This report originally published at defense.gov.
BREMERTON, Wash. —
The aircraft carrier USS Nimitz has completed 28 deployments, more than a quarter of a million catapult launches and arrested landings, five homeport changes, and countless operations and missions successfully executed. The decorated history of the oldest aircraft carrier in active U.S. Navy service began 50 years ago this month, when the carrier’s keel was laid June 22, 1968.
This was a plan set in motion long ago when, after the successful implementation of the first nuclear powered aircraft carrier USS Enterprise, the Navy recognized the need to expand its projection and influence and create an entire class of aircraft carriers powered by nuclear reactors.
Nimitz’s story began when Congress authorized the construction during fiscal year 1967. A contract was negotiated with Newport News Shipbuilding and Dry Dock Co. in Newport News, Virginia, to begin building the following year.
The ship was christened May 13, 1972, by the late Fleet Adm. Chester W. Nimitz’s daughter, Catherine, and the carrier was commissioned May 3, 1975, by President Gerald R. Ford at its first homeport at Naval Station Norfolk, Virginia.
The namesake of the Nimitz class of aircraft carriers, this state-of-the-art warship boasts a 100,000-ton displacement, is 1,092 feet long and has a complement of 5,000 sailors and Marines onboard. The ship is powered by two nuclear power plants providing steam-powered propulsion to four engines with more than 250,000 horsepower. There are also four catapults and four arresting wires, the capability of serving 18,000 meals per day, and four distilling units making more than 400,000 gallons of fresh water daily.
Since being commissioned into active service, Nimitz has spent years out to sea and has been an instrumental part of the success and longevity of the Navy’s mission. Its 28 deployments have been an essential aspect in supporting peace, security and prosperity throughout the oceans of the world, with its latest deployment concluding in December 2017.
Throughout its time, tens of thousands of sailors have spent formative years of their naval careers as Nimitz crew members, some having completed multiple tours onboard. Navy Cmdr. Chuck Jones, from LaCenter, Washington, is currently on his third Nimitz tour. He served as a chief electrician’s mate and leading chief petty officer of a division in reactor department from 1995 to 1997. On his second tour, from 2010 until 2013, he was a lieutenant commander serving as the ship’s maintenance manager. His current tour began in April 2017, and he serves as the ship’s chief engineer.

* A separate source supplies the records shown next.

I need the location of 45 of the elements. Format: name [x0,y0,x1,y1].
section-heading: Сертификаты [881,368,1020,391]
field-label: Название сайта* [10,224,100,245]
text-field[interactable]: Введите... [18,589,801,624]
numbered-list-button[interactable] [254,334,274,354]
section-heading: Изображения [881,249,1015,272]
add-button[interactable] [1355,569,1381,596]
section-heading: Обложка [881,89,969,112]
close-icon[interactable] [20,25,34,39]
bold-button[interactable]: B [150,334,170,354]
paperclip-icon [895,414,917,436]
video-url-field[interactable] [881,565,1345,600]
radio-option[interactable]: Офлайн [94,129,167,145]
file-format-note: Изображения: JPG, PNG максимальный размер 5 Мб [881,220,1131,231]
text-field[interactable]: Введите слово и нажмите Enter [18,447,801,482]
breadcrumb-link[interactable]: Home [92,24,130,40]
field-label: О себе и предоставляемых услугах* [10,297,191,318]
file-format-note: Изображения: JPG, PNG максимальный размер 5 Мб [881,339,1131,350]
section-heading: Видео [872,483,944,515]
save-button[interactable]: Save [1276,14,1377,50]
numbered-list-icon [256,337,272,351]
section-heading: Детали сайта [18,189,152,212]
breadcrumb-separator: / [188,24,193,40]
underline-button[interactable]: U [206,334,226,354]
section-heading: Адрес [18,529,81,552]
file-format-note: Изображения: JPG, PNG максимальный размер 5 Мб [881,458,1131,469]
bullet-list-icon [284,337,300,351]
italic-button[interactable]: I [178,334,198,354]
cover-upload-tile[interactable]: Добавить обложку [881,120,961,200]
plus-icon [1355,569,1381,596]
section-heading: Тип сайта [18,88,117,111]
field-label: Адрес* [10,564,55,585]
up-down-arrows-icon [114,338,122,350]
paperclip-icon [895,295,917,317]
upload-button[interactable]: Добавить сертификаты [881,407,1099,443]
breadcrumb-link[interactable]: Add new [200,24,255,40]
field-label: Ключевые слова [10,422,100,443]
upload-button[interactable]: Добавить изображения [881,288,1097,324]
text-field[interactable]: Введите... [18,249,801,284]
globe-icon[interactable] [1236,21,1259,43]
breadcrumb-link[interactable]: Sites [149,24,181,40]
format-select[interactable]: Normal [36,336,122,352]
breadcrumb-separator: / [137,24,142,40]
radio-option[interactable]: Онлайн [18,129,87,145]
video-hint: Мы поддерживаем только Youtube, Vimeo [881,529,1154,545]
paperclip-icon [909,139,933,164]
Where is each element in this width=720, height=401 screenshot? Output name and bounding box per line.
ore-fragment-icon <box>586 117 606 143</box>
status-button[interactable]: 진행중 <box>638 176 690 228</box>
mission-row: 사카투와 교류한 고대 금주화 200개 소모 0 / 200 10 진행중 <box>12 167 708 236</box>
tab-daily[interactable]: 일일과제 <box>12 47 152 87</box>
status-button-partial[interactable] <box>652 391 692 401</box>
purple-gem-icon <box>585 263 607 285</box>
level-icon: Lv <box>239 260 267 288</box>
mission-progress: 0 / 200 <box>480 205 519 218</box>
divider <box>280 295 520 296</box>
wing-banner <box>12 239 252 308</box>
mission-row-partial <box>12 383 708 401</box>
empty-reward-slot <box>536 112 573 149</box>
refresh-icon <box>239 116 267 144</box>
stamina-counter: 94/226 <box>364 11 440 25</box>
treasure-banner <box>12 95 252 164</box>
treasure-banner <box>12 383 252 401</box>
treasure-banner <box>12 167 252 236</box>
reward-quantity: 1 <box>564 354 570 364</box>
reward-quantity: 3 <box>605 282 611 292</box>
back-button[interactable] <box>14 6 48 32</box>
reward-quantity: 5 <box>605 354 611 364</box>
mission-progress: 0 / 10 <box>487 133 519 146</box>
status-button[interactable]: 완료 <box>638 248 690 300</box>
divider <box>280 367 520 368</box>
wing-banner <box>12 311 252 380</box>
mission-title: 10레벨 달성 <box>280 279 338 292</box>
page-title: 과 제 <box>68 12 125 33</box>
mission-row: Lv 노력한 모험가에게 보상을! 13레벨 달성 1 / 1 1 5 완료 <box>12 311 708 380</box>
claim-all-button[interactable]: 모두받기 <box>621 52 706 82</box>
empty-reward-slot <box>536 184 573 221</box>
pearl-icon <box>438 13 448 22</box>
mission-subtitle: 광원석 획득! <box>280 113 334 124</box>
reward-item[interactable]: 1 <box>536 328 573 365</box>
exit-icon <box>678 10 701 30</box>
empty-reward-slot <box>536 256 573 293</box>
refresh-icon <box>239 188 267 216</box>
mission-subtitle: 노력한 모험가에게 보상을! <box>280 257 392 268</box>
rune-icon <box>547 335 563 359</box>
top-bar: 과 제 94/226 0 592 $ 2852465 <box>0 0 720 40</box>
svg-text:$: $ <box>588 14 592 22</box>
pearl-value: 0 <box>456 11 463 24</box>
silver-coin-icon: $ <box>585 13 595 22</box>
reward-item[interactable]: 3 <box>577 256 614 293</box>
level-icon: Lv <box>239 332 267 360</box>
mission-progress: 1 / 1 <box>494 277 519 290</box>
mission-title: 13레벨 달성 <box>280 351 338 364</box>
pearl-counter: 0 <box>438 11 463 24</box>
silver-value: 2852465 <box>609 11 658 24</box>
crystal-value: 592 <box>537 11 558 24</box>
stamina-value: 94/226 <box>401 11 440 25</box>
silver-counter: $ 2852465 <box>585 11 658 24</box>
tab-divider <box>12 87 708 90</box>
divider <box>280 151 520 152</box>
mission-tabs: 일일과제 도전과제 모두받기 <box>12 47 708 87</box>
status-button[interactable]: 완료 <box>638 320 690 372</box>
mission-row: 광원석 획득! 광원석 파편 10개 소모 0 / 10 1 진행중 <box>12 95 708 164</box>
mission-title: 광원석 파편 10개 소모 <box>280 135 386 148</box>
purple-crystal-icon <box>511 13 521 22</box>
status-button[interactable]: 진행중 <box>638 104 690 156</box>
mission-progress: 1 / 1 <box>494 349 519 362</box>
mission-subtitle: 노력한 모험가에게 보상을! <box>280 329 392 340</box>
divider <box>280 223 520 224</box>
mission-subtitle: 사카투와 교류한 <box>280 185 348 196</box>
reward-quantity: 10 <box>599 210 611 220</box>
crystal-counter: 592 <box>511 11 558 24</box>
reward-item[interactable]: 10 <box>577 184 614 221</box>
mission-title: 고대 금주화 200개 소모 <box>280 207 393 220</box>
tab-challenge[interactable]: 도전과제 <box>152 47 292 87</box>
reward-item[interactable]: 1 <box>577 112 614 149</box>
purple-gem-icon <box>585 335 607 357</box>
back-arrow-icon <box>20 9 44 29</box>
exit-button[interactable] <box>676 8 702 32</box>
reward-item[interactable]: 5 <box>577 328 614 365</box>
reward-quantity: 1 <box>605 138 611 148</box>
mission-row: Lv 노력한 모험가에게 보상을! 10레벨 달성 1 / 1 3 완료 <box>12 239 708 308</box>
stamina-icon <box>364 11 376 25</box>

He recognizes the importance of perpetuating the proud history and heritage of the ship the crew calls home.
“It’s a big deal for a ship to reach close to 50 years and have people say she looks like she can do many more,” Jones said. “We have done a very good job of taking care of her over the years.”
Another group of people with special ties to Nimitz are sailors who were part of the first crew upon the ship’s commissioning. These sailors, known as “plank owners,” have the distinction of being the first crew to take a newly commissioned ship out to sea. Scott Telecky, from Wenatchee, Washington, is one such sailor. Telecky served as an electronics technician first class onboard Nimitz from 1975 until 1978, and he looks back on his time on Nimitz with much fondness.
“Being a plank owner creates a special bond with the ship. Watching the president of the United States actually commissioning the ship is a moment I’ll always recall with great clarity,” he said.
Telecky also spoke warmly about the long-standing friendships he made with his fellow sailors. “After 43 years, I still keep in touch with many of my shipmates,” he said. “The camaraderie is still there whenever we start reminiscing about the old days. It’s a bond we’ll always have.”
With the coming implementation of the Gerald R. Ford-class of nuclear-powered aircraft carriers, and due to the active service life of a Nimitz-class carrier being 50 years, the legendary career of the USS Nimitz is projected to end in the coming years. However, the legacy of this renowned ship and its monumental achievements over its storied, decades-long career will never be forgotten, and the tradition of teamwork will continue to live on.
Nimitz is undergoing scheduled maintenance and upgrades at Puget Sound Naval Shipyard and Intermediate Maintenance Facility in Washington state.